To the human smugglers -- the snakeheads -- who carted them around the world like pallets of damaged goods, they were ju-jia, piglets.

To the American INS agents who interdicted their ships and arrested and deported them they were undocumenteds.

They were the hopeful. Who were trading homes and family and a thousand years of ancestry for the hard certainty of risky, laborious years ahead of them.

Who had the slimmest of chances to take root in a place where their families could prosper, where freedom and money and contentment were, the story went, as common as sunlight and rain.

They were his fragile cargo.

And now, legs steady against the raging, five-meter-high seas, Captain Sen Zi-jun made his way from the bridge down two decks into the murky hold to deliver the grim message that their weeks of difficult journeying might have been in vain.

It was just before dawn on a Tuesday in August. The stocky captain, whose head was shaved and who sported an elaborate bushy mustache, slipped past the empty containers lashed to the deck of the seventy-two-meter Fuzhou Dragon as camouflage and opened the heavy steel door to the hold. He looked down at the two-dozen people huddled there, in the grim, windowless space. Trash and children's plastic blocks floated in the shallow tide under the cheap cots.

Despite the pitching waves, Captain Sen -- a thirty-year veteran of the seas -- walked down the steep metal steps without using the handrails and strode into the middle of the hold. He checked the carbon dioxide meter and found the levels acceptable though the air was vile with the smell of diesel fuel and humans who'd lived for two weeks in close proximity.

Unlike many of the captains and crew who operated "buckets" -- human smuggling ships -- and who at best ignored or sometimes even beat or raped the passengers, Sen didn't mistreat them. Indeed he believed that he was doing a good thing: transporting these families from difficulty to, if not certain wealth, at least the hope of a happy life in America, Meiguo in Chinese, which means the "Beautiful Country."

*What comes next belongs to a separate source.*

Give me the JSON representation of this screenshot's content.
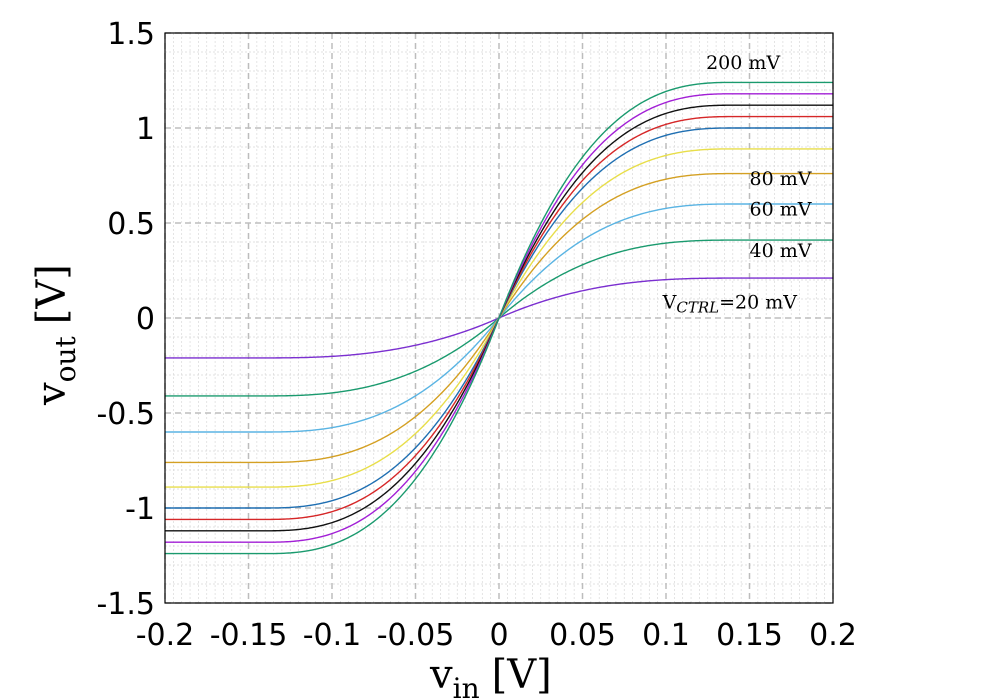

On this particular voyage, however, most of the immigrants distrusted him. And why not? They assumed he was in league with the snakehead who'd chartered the Dragon: Kwan Ang, known universally by his nickname, Gui, the Ghost. Tainted by the snakehead's reputation for violence, Captain Sen's efforts to engage the immigrants in conversation had been rebuffed and had yielded only one friend. Chang Jingerzi -- who preferred his Western name of Sam Chang -- was a forty-five-year-old former college professor from a suburb of the huge port city of Fuzhou in southeastern China. He was bringing his entire family to America: his wife, two sons and Chang's widower father.

A half-dozen times on the trip Chang and Sen had sat in the hold, sipped the potent mao-tai that the captain always had in good supply on his ship and talked about life in China and in the United States.

Captain Sen now saw Chang sitting on a cot in a forward corner of the hold. The tall, placid man frowned, a reaction to the look in the captain's eyes. Chang handed his teenage son the book he'd been reading to his family and rose to meet the captain.

Everyone around them fell silent.

"Our radar shows a fast-moving ship on course to intercept us."

Dismay blossomed in the faces of those who'd overheard.

"The Americans?" Chang asked. "Their Coast Guard?"

"I think it must be," the captain answered. "We're in U.S. waters."

Sen looked at the frightened faces of the immigrants around him. Like most shiploads of illegals that Sen had transported, these people -- many of them strangers before they'd met -- had formed a close bond of friendship. And they now gripped hands or whispered among themselves, some seeking, some offering reassurance. The captain's eyes settled on a woman holding an eighteen-month-old girl in her arms. Her mother -- whose face was scarred from a beating at a reeducation camp -- lowered her head and began to cry.